I used the word `shenanigans’ in a recent post, after which I wondered to myself whether there’s such a thing as a single `Shenanigan’. The Oxford English Dictionary says yes, defining it thusly:
I was a little surprised by this as I’ve only ever heard this word in the plural, shenanigans, but there we are. Another thing that surprised me is the `Origin obscure’; even the One True Chambers says `Origin unknown’. I’d always assumed that this was a word of Irish origin like, e.g., `slogan’. The oldest uses given in the OED are all American, from the mid-19th Century which does not refute the possibility that it is based on an Irish word because of the huge Irish diaspora in the United States, especially after the Great Famine of the 1840s, but I’m surprised the main English dictionaries have been unable to locate the connection.
The best I’ve been able to do using Google is the Irish word sionnachulghim,meaning `to play tricks, to be foxy’ (from sionnach, `fox’). That seems to me to be a plausible idea, but not it’s conclusive. If anyone has any further thoughts on the origin of shenanigans I’d be very interested to hear them through the comments box below.

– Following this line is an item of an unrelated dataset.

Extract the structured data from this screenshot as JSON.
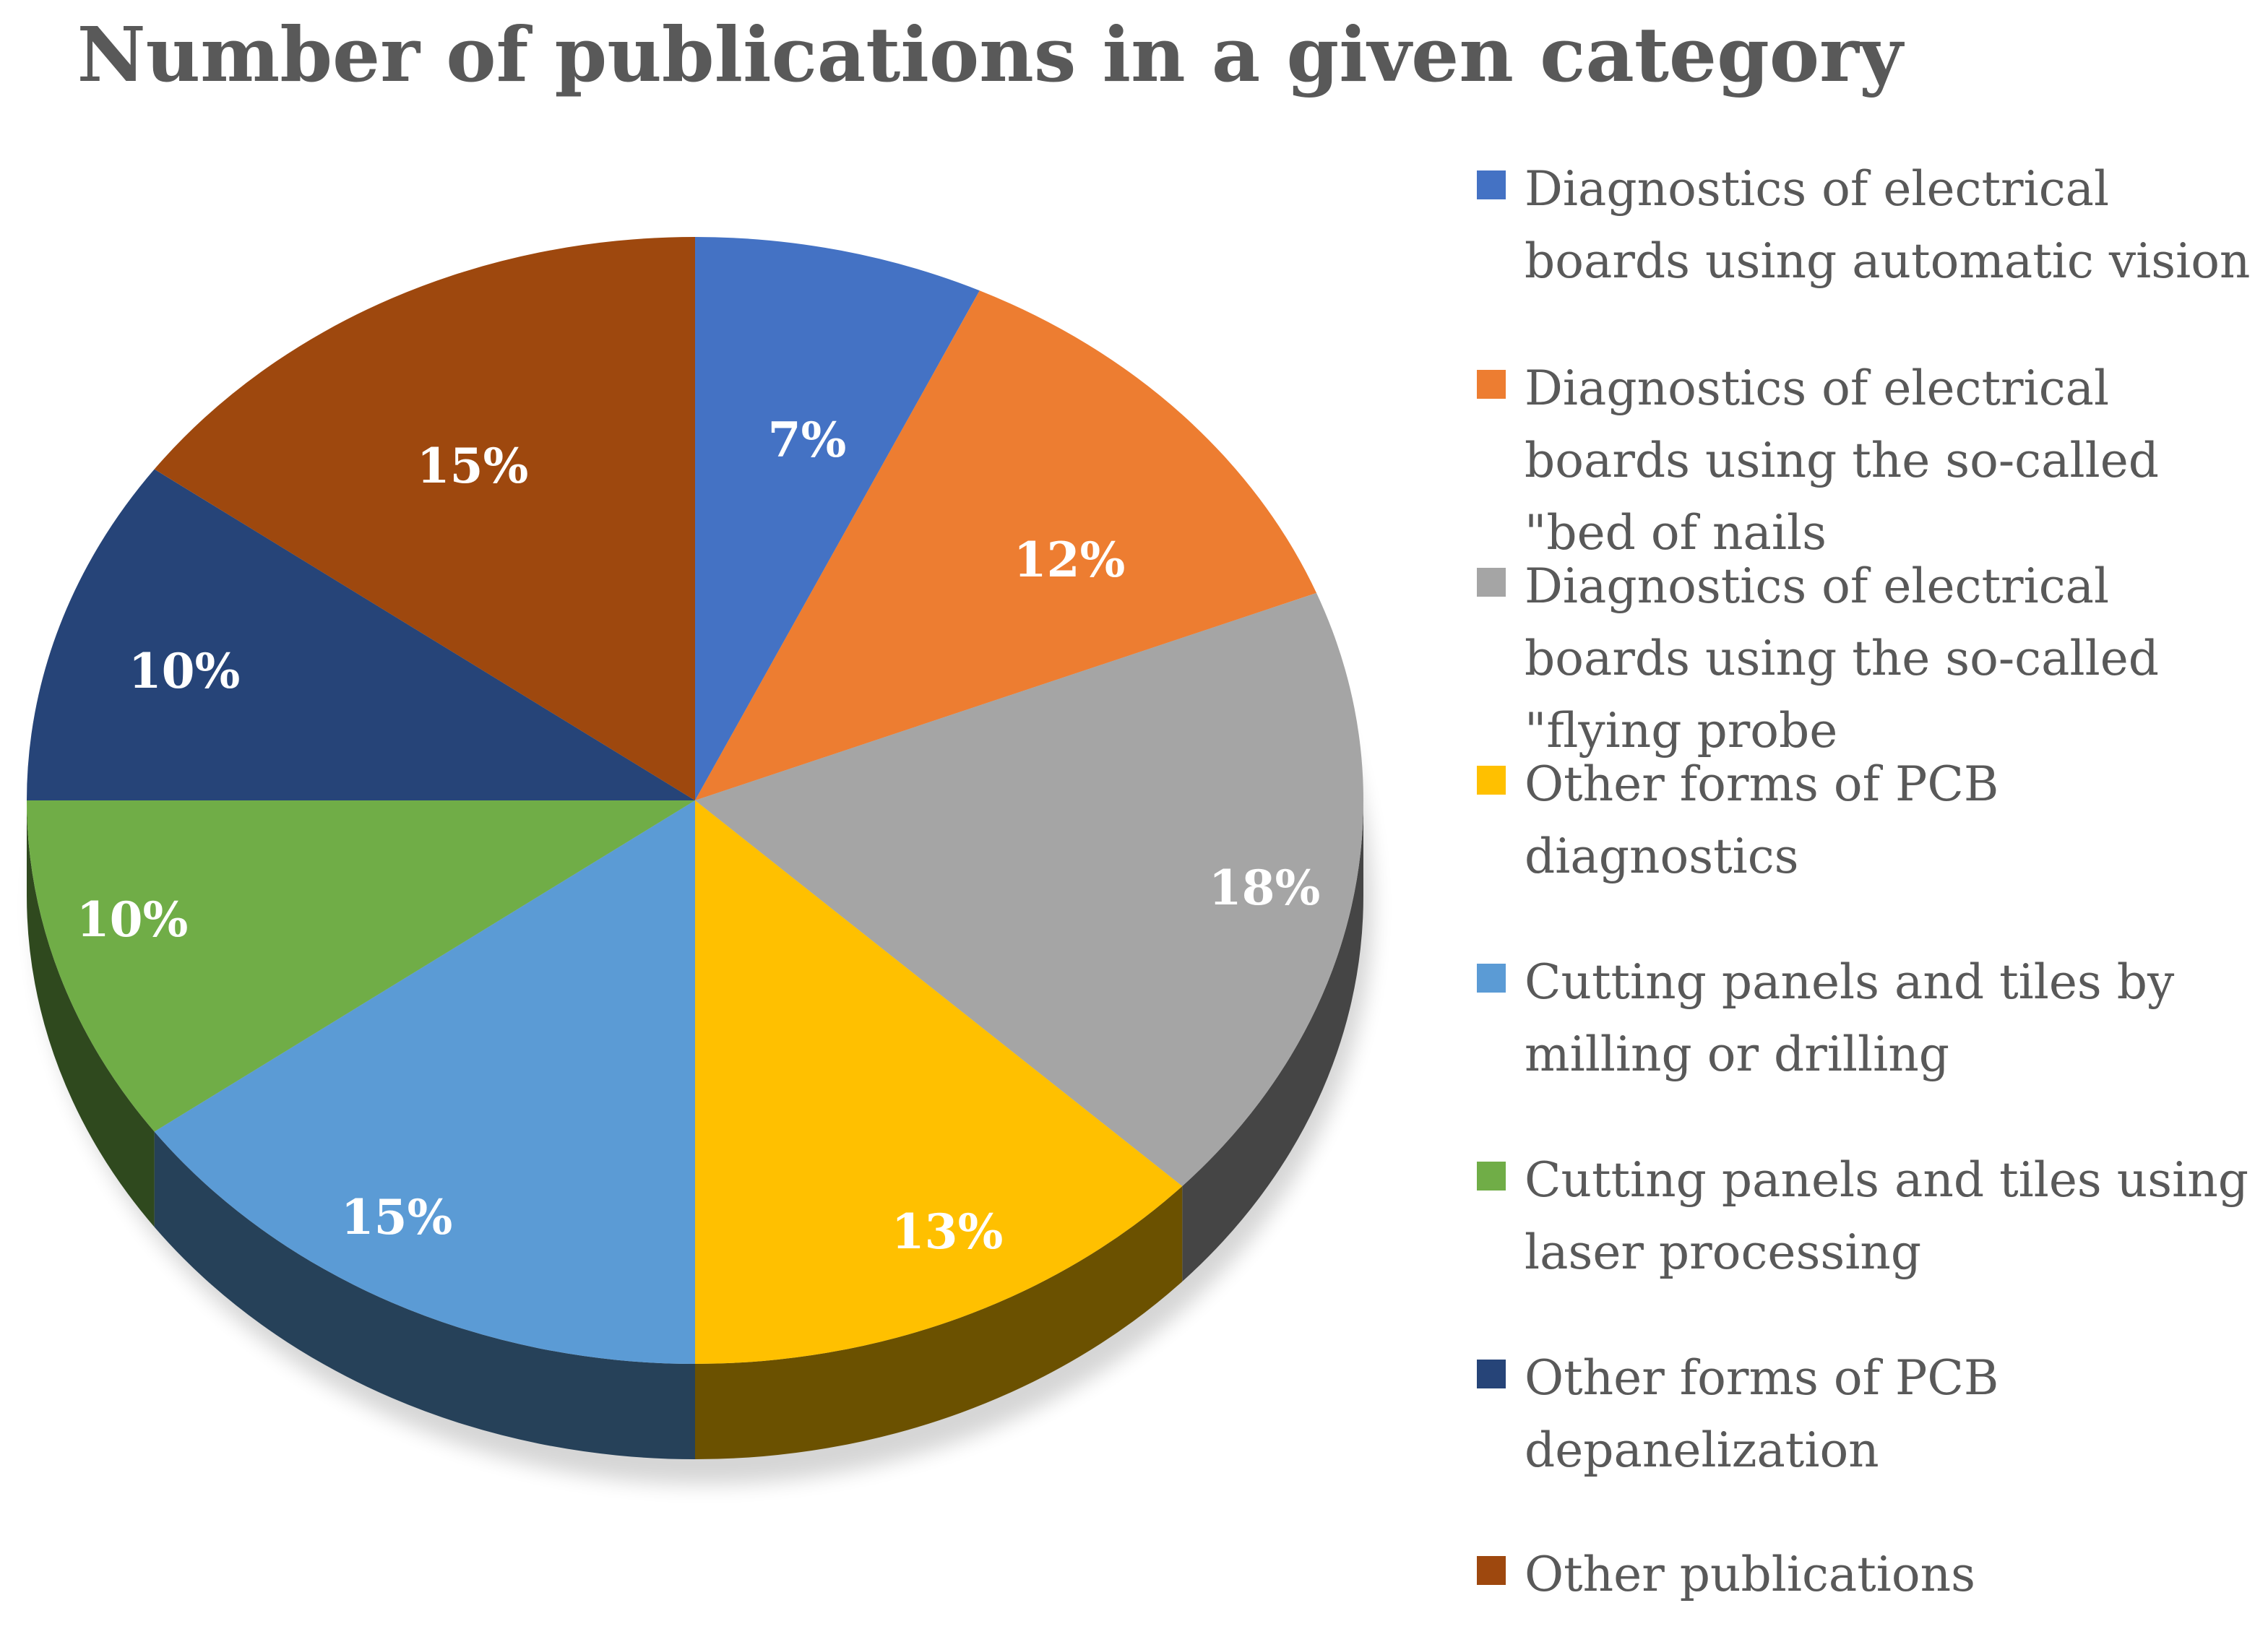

To return to my original thought that shenanigans was a noun that that only exists in the plural, if it were so it would belong to the class of Plurale Tantum (which I blogged about a long time ago, here in the context about whether `data’ is singular or plural). Other examples of English nouns that exist in the `plural only’ include: suds, entrails, outskirts, odds, tropics, riches, surroundings, thanks, heroics, faeces and genitalia.
To my mind you should treat your data the same way you treat your genitalia. Grammatically speaking, I mean.